An organic LED which possesses a high brightness at low current, was proposed in Japanese patent (kaikoku) Hei 6-111938. This will be referred to as Prior Art 2. The structure of the LED is similar to that of the organic light emitting element shown in FIG. 4, and will be explained using the figure. As shown in FIG. 4, an electrode for hole injection 12 is formed on a glass substrate 11 and then a hole drift layer 13 is formed on the electrode 12. An organic light emitting layer 14 and an electron drift layer 15 are successively formed on the hole drift layer 13. Further, an electrode for electron injection 16 is formed on it. A hole drift layer 13 consists of a boron-doped diamond layer in Prior Art 2.
In the organic LED configured as described above, holes injected from the electrode for hole injection 12 and electrons injected from the electrode for electron injection 16 recombine in the organic light emitting layer 14 and the light 17 is emitted from the side of the glass substrate 1. In this case, thermal deterioration of the hole drift layer 13 can be avoided, because the hole drift layer 13 consists of a diamond layer which is resistant to high temperature. In the diamond film, carrier (electron and hole) mobility is high. For example, the hole mobility in diamond ranges from 500 to 1870 cm.sup.2 /V-s. Thus, many holes can be transported to the organic light-emitting layer 14 through the hole drift layer 13 composed of a diamond film, and the light emission efficiency can be improved. Moreover, since the bandgap of diamond is larger than the energy level of the exciton (electron-hole pair) created by the recombination of injected electrons and holes, the exciton can not be annihilated by drifting to the diamond film. This mechanism also increases the light emission efficiency.
However, even in the case that the hole drift layer is a diamond film as shown in Prior Art 2, the light emission efficiency can not be improved sufficiently without choosing proper growth conditions for diamond film. For instance, in Prior Art 2, the diamond film for the hole drift layer was deposited by hot filament CVD. Because of this, the deposited diamond films contain the filament materials (W or Ta) as impurities which cause crystal defects in diamond and hence reduce the light emission efficiency.

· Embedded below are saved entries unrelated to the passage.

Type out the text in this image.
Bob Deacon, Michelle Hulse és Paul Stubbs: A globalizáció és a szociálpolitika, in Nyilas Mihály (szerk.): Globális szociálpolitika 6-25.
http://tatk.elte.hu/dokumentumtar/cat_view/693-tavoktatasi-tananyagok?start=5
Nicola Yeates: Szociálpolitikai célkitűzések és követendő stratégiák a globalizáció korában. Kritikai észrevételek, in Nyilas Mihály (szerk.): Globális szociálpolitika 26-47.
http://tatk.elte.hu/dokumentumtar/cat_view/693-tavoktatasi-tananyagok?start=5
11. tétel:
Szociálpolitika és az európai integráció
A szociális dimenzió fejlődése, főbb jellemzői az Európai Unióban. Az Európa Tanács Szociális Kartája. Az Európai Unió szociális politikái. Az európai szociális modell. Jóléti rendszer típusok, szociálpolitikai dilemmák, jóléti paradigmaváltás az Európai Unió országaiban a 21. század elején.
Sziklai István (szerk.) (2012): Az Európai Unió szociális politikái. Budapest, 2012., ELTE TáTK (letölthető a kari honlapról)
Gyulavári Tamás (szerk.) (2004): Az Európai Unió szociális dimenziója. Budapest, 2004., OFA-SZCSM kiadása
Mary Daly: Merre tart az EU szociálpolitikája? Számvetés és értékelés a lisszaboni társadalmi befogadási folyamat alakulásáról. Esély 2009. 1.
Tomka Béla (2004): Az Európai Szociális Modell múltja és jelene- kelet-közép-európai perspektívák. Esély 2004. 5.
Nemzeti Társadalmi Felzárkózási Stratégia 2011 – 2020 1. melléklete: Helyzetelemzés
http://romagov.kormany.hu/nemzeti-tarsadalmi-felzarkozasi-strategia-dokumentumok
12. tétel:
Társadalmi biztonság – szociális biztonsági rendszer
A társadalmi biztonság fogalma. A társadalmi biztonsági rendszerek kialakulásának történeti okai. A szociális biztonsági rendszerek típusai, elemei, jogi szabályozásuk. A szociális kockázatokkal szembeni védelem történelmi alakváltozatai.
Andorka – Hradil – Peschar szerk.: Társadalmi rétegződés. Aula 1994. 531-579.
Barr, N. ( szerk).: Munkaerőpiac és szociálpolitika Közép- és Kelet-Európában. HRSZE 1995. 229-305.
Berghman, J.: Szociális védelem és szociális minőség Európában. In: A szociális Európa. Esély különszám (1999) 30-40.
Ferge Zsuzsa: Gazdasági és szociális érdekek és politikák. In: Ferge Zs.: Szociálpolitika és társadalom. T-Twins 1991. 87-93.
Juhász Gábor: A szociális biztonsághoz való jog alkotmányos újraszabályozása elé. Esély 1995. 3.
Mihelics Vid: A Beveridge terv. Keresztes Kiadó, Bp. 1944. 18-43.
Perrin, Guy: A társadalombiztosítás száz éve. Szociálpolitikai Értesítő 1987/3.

In Prior Art 2, an ITO film as an electrode for hole injection 12 is deposited on a glass substrate 1 and the diamond film as a hole drift layer is formed on the ITO film. However, for diamond CVD, the substrate temperature must be higher than 750.degree. C. in the atmosphere of chemically active hydrogen gas. Under these conditions, the ITO film is deteriorated or peeled off from the glass substrate during the diamond CVD. Even if a diamond film is deposited on the ITO film, the diamond film becomes polycrystalline, and since the carrier mobility of polycrystalline diamond film is known to be very low, the light emission efficiency can not be sufficiently improved.
The present invention is proposed to solve those difficult problems. It is an object of the present invention to provide an organic LED and a method of producing the organic LED which can make possible a stable light emission with a high efficiency without thermal deterioration of the hole drift layer.